As a workaround we just run the
checkConsistency command as a part of our ingest process.
Walden now includes Alluxio in the default configuration, but there are other options as well.
For making NFS volumes visible to Alluxio, an alternate solution is to run an unreplicated instance of Minio that serves the NFS mount. When Minio is run in unreplicated mode, it will directly serve/proxy the underlying directory structure. Any changes to the underlying files are immediately reflected in Minio, without requiring a manual update command as is needed with Alluxio. Minio's replicated mode meanwhile enables a custom Erasure Coding storage format that would not be suitable for directly serving existing files as-is. Running Minio as a single instance can represent a bottleneck for the Trino workers since all access to the archive must come through the single Minio instance. A workaround for this could be to run multiple unreplicated Minio instances colocated with the Trino workers, where each worker is paired with a dedicated Minio instance.

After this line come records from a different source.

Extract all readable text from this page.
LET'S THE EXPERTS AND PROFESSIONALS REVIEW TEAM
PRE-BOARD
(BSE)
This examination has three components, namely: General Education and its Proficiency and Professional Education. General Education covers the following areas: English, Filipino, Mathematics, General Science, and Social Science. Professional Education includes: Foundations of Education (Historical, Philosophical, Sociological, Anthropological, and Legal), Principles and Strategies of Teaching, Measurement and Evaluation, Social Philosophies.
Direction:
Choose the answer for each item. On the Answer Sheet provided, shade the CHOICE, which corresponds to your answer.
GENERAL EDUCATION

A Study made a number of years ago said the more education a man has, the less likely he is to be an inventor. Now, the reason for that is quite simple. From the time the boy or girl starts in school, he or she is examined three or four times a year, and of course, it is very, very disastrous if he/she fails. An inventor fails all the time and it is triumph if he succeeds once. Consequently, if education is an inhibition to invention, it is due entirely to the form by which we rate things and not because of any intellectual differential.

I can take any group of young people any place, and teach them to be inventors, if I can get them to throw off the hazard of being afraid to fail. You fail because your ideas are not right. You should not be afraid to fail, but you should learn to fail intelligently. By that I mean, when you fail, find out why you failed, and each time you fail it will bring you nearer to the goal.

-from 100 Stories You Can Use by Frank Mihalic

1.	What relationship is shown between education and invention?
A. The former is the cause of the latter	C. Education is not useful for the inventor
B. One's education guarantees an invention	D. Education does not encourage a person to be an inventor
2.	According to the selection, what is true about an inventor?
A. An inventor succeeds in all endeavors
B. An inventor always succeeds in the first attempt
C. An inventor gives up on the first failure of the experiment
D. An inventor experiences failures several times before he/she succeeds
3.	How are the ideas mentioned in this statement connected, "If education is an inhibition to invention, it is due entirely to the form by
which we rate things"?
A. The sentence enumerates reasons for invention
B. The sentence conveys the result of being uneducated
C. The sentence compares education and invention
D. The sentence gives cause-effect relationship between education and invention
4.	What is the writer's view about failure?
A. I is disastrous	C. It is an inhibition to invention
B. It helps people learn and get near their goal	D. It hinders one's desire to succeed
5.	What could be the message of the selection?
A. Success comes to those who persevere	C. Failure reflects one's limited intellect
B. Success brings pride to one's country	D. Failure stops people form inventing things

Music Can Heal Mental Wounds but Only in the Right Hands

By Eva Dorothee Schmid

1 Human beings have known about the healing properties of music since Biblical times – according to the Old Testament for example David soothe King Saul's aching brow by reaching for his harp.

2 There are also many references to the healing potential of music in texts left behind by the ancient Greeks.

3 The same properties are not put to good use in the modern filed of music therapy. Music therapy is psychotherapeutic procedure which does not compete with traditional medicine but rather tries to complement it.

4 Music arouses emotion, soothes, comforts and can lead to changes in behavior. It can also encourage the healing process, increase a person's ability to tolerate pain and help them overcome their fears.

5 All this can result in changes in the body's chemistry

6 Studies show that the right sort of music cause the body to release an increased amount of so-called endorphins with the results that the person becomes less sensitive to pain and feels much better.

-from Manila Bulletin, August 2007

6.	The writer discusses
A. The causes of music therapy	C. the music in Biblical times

For caching frequently accessed data, Trino itself supports caching data locally on the worker disk. We haven't investigated this solution yet, but we expect it would have comparable performance improvements to using Alluxio's caching when using e.g. dedicated NVMe drives. Unlike Alluxio's explicit RAM cache pool, this solution would instead only implicitly have in-memory caching via the kernel page cache. However that may be preferable to manually allocating a large chunk of memory to Alluxio on each worker.
We are always looking for ways to improve our data analysis stack and may investigate these solutions as a possible alternative to Alluxio in the future.